Right now, odds are, someone in Idaho is living a precariously hedonistic life, and government really needs to step in and save this oaf before he, like, dies or something.
Let's call him Kirk. According to the Centers for Disease Control's Idaho statistics, there's a 63 percent chance that Kirk is overweight; a 78 percent chance that he hasn't had five servings of fruits and vegetables today; a 44 percent chance that he hasn't exercised. And as Kirk gets up there in age, government should be worried because the CDC knows that there's a 46 percent chance our dietary hoodlum probably hasn't gotten that colonoscopy either. There could be a polyp farm growing in him, and we'd never know.
Interestingly, according to the CDC, there's only a 19 percent chance that Kirk smokes. But supporters of Idaho smoking bans say that if Kirk smokes in a public place, there's a chance that someone nearby will inhale his errant fumes. And because smoking is bad for people, clearly, as that great philosopher, Mr. Spock, might say, "the needs of the many outweigh the needs of the few," and smoking should be banned.
The opponents of smoking will also suggest that Mr. Spock's utilitarian doctrine of decency means that Kirk should wear his seat belt. It's not Kirk that Spock is worried about; it's the bill that Spock might be left with when Kirk goes careening through the windshield of his 1965 Corvette Stingray convertible.
Kirk is uninsured.
Additionally, Kirk eats too much. Obesity is like driving without your seat belt. Death can be instantaneous if you're thrown from a speeding car. A diet of computer-replicated cheeseburgers also kills, though more slowly.

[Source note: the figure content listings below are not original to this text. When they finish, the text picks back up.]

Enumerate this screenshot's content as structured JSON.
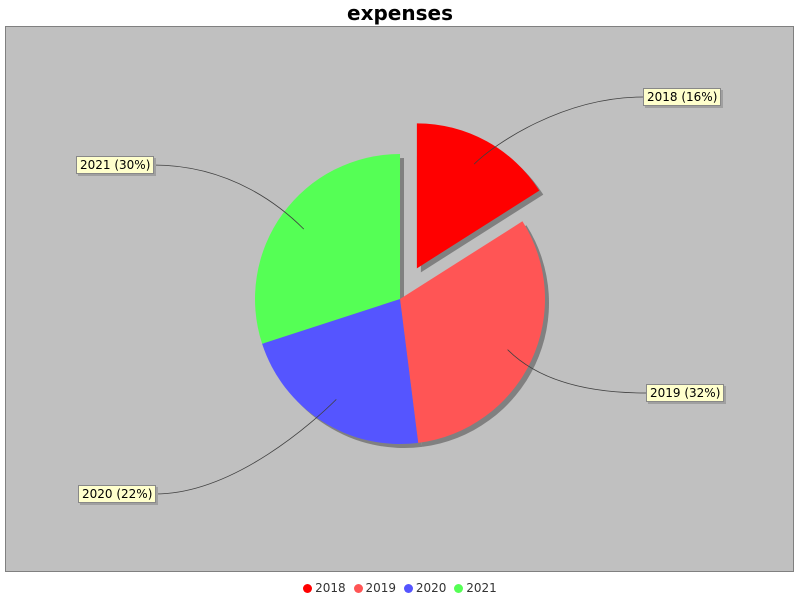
{
  "chart_data": {
    "type": "pie",
    "title": "expenses",
    "categories": [
      "2018",
      "2019",
      "2020",
      "2021"
    ],
    "values": [
      16,
      32,
      22,
      30
    ],
    "labels": [
      "2018 (16%)",
      "2019 (32%)",
      "2020 (22%)",
      "2021 (30%)"
    ],
    "colors": [
      "#ff0000",
      "#ff5555",
      "#5555ff",
      "#55ff55"
    ],
    "exploded": [
      "2018"
    ],
    "legend_position": "bottom",
    "background": "#c0c0c0"
  }
}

Should the government outlaw outrageous dinner portions? Demand equal time for carrots and broccoli alongside Kirk's serving of fried chicken? Detain him on the street and forcibly colonoscopize him?
Earlier this month, supporters of an anti-smoking ordinance cajoled the Eagle City Council into outlawing smoking on private property under the claim that the action will save lives - that the private property rights we cherish are secondary to everything else, and, in some cases, totally unimportant. The council is supposed to take a final vote this week, after which the anti-smoking crowd will take their health crusade on the road to other Idaho towns.

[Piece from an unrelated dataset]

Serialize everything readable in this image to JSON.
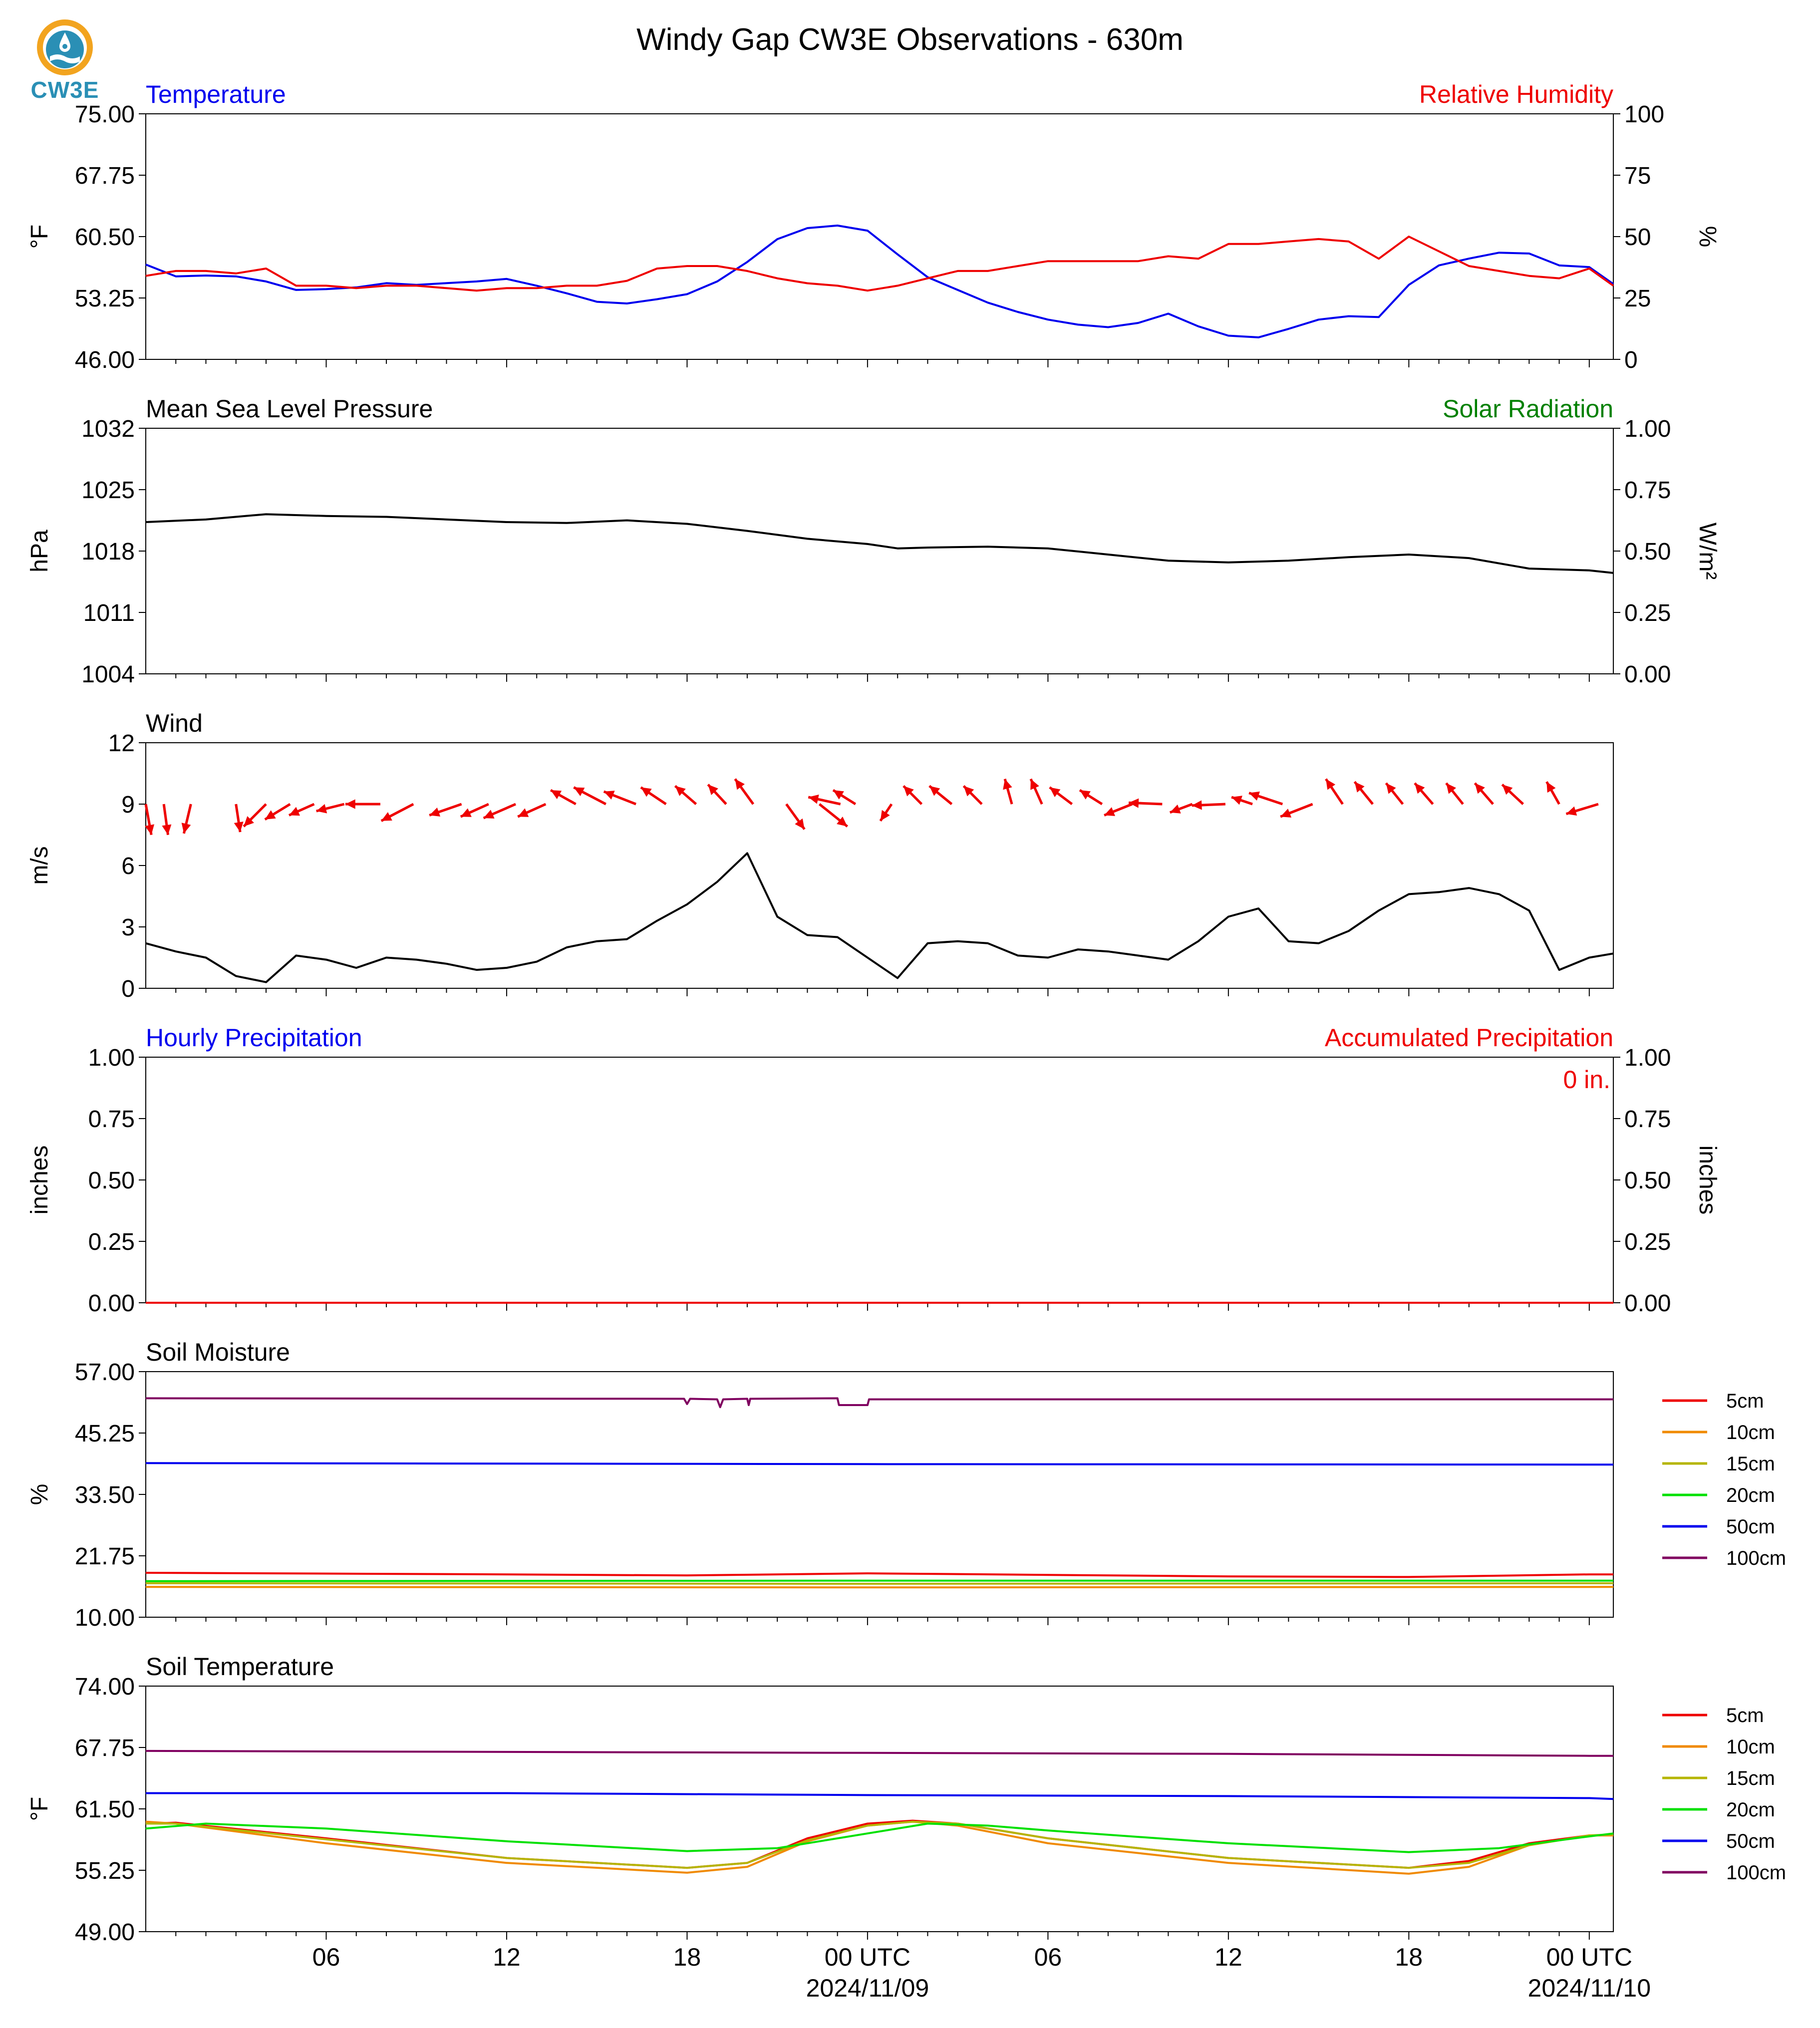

If Idahoans decide that private property rights don't matter because of the slim possibility that wafting cigarette smoke might make someone ill, we can't be serious about protecting other rights that are sacred under the Constitution and unique to a free country such as ours. We can't be serious when we tell the police they have no right under the Constitution to enter our homes without permission, even if they're on an ambitious quest to stop drug trafficking, gang violence, murder and terrorism. We can't seriously object when the government takes over banks or the automobile industry in an effort to save us from a sour economy. We can't complain when the government tells us we have to buy health insurance, even if we decide we don't want it.
The rights we enjoy slip away when an interest group comes along and convinces the government that we'll be better, safer or live longer if we pass just one more law. Decisions that should be made by free people are now being made by bureaucrats.
So eat your vegetables. Exercise. Get a colonoscopy. And await further instructions. Your government will let you know what to do next.